As the meal progressed I called Rory over. "Go to those four people," I said. "Apologise again. Make sure they know it's your fault and tell them the meal is on me." On the way out, the displaced, freebie group stopped to thank me. They even invited me to a cocktail party a couple of days later. Rory, you will be glad to hear, is forgiven. Because I am so incredibly kind. But you knew that already.



Letters

Michael Winner's comment that they knocked down the wrong hotel in Barbados was spot-on (Style, February 6). The Royal Pavilion has always reminded me of a piece of microwaved beef: pink on the outside and overdone on the inside.
Edna Weiss, London

I read Michael Winner's column regularly, and admire the way in which he shows up incompetence in the food industry. If only he could turn his attention to the NHS, of which, as a haemodialysis patient at Addenbrooke's Hospital, Cambridge, I am a regular customer. The food would doubtless horrify him - but his take-no-prisoners approach would teach managers and administrators lessons that they badly need to learn.
Guy Erwood, Fleet Hargate, Lincs

Ofar Quarson's letter (Style, January 30) concerning customers' complaints about "dirty" cutlery in restaurants reminded me of how a steward treated similarly pompous passengers when I was an air hostess many years ago.
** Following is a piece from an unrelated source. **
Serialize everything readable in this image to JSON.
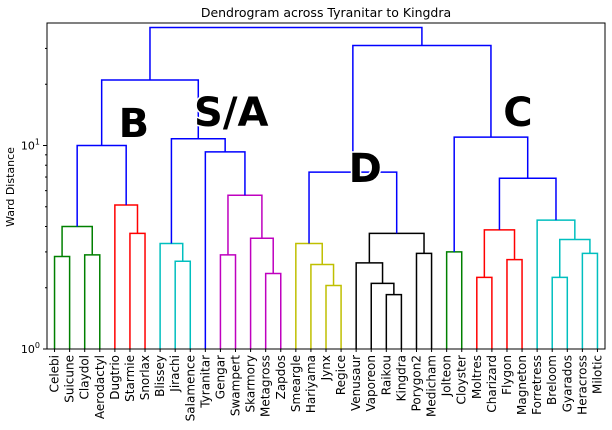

On receiving a complaint about the quality of the wine, the steward would apologise, take the wine into the pantry, transfer it to another bottle and serve it again. Invariably, the passenger was delighted with the "superior vintage".
Pam Hendicott, Cowbridge, Glamorgan

A friend and I recently returned from the River Room at the Savoy, having partially eaten the most unspeakable meal imaginable. Michael Winner sprang instantly to mind. I am an avid fan of his, and have loved his comments in the past. Has he ever experienced the delights, or otherwise, of the Savoy?
Mrs Ceri Brooks, Welwyn Garden City

I understand that hunting pink is to be banished from the hunting field. But this proscription does not go nearly far enough. There should also be swingeing penalties for anyone who sports a necktie. I am sure that if Michael Winner were to be appointed minister for dress codes, measures against these outrages would be enforced with the necessary vigour.
Graham Ramsay, Edinburgh

Just a quick note to say that I enjoy nothing more than reading Michael Winner's column while doing my ablutions on a Sunday morning.